Purpose: This study aimed to analyze the effects of core materials, remaining tooth structures, and interfacial bonding on stress distribution in endodontically treated teeth using finite element analysis (FEA).
Materials and methods: Three-dimensional FEA was conducted using a reverse engineering technique based on maxillary premolars scanned by micro-computed tomography. Six models were generated with or without ferrules and with one of the following three abutment systems: metal core, resin core, or resin core with fiber posts. In each model, bonding and debonding were assumed in the dentin and surrounding structures: bonded and debonded models. The maximum principal stress values were recorded, and stress distribution of the entire restored teeth and dentin was generated. Furthermore, the distribution of the displacement vector of the debonded models was generated.

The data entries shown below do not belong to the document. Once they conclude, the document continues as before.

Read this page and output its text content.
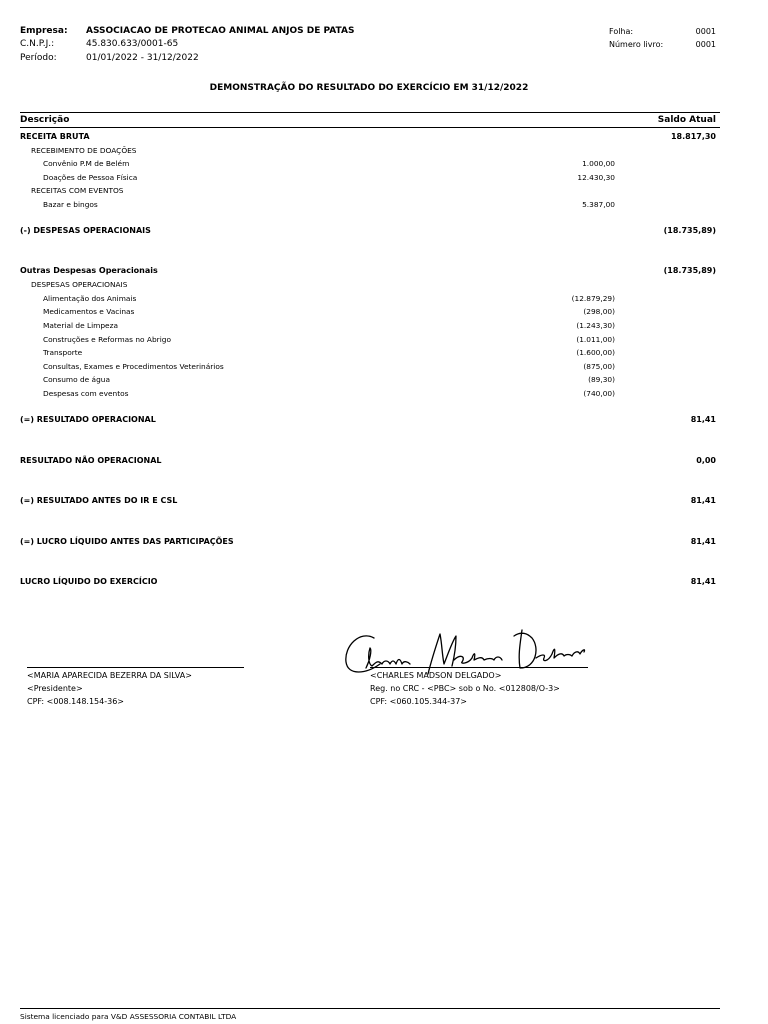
Empresa: ASSOCIACAO DE PROTECAO ANIMAL ANJOS DE PATAS
C.N.P.J.:	45.830.633/0001-65
Período:	01/01/2022 - 31/12/2022
Folha:	0001
Número livro:	0001
DEMONSTRAÇÃO DO RESULTADO DO EXERCÍCIO EM 31/12/2022
Descrição	Saldo Atual
RECEITA BRUTA	18.817,30
RECEBIMENTO DE DOAÇÕES
Convênio P.M de Belém	1.000,00
Doações de Pessoa Física	12.430,30
RECEITAS COM EVENTOS
Bazar e bingos	5.387,00
(-) DESPESAS OPERACIONAIS	(18.735,89)
Outras Despesas Operacionais	(18.735,89)
DESPESAS OPERACIONAIS
Alimentação dos Animais	(12.879,29)
Medicamentos e Vacinas	(298,00)
Material de Limpeza	(1.243,30)
Construções e Reformas no Abrigo	(1.011,00)
Transporte	(1.600,00)
Consultas, Exames e Procedimentos Veterinários	(875,00)
Consumo de água	(89,30)
Despesas com eventos	(740,00)
(=) RESULTADO OPERACIONAL	81,41
RESULTADO NÃO OPERACIONAL	0,00
(=) RESULTADO ANTES DO IR E CSL	81,41
(=) LUCRO LÍQUIDO ANTES DAS PARTICIPAÇÕES	81,41
LUCRO LÍQUIDO DO EXERCÍCIO	81,41
<MARIA APARECIDA BEZERRA DA SILVA>
<Presidente>
CPF: <008.148.154-36>
<CHARLES MADSON DELGADO>
Reg. no CRC - <PBC> sob o No. <012808/O-3>
CPF: <060.105.344-37>
Sistema licenciado para V&D ASSESSORIA CONTABIL LTDA
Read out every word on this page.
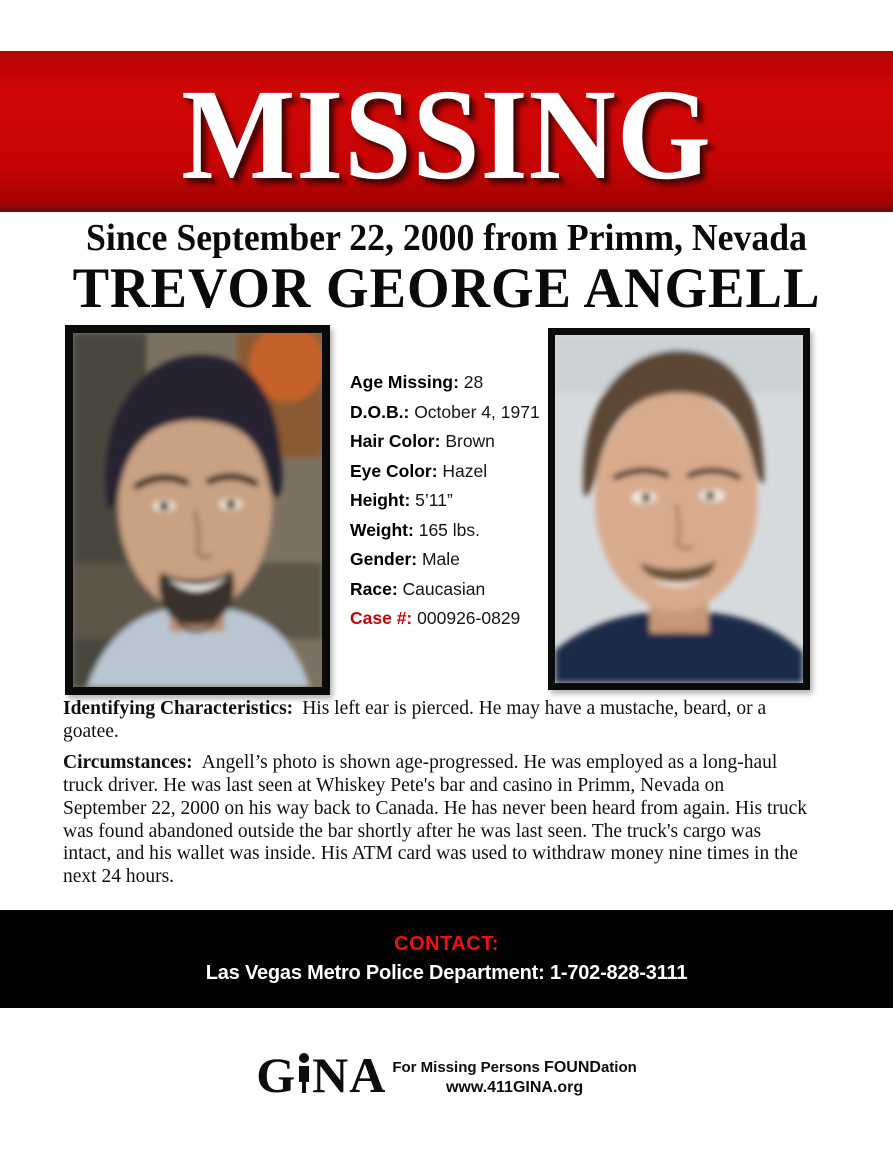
MISSING
Since September 22, 2000 from Primm, Nevada
TREVOR GEORGE ANGELL
Age Missing: 28
D.O.B.: October 4, 1971
Hair Color: Brown
Eye Color: Hazel
Height: 5’11”
Weight: 165 lbs.
Gender: Male
Race: Caucasian
Case #: 000926-0829

Identifying Characteristics: His left ear is pierced. He may have a mustache, beard, or a goatee.

Circumstances: Angell’s photo is shown age-progressed. He was employed as a long-haul truck driver. He was last seen at Whiskey Pete's bar and casino in Primm, Nevada on September 22, 2000 on his way back to Canada. He has never been heard from again. His truck was found abandoned outside the bar shortly after he was last seen. The truck's cargo was intact, and his wallet was inside. His ATM card was used to withdraw money nine times in the next 24 hours.

CONTACT:
Las Vegas Metro Police Department: 1-702-828-3111
G NA For Missing Persons FOUNDation
www.411GINA.org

Results: In comparing the bonded and debonded models, the debonded models showed larger values for tensile stresses than those in bonded models for all abutment models. The models without ferrules rotated around the center of the abutment, whereas those with ferrules did not show remarkable displacement in the analysis.
Conclusion: FEA assuming fracture of adhesive interface proved to be an effective method to clarify the significance of ferrules. It prevents stress concentration in dentin by reducing the rotation of the abutment, even when the adhesive fails.
Keywords: composite resins; dental bonding; dental materials; endodontically-treated tooth; finite element analysis.
© 2023 by the American College of Prosthodontists.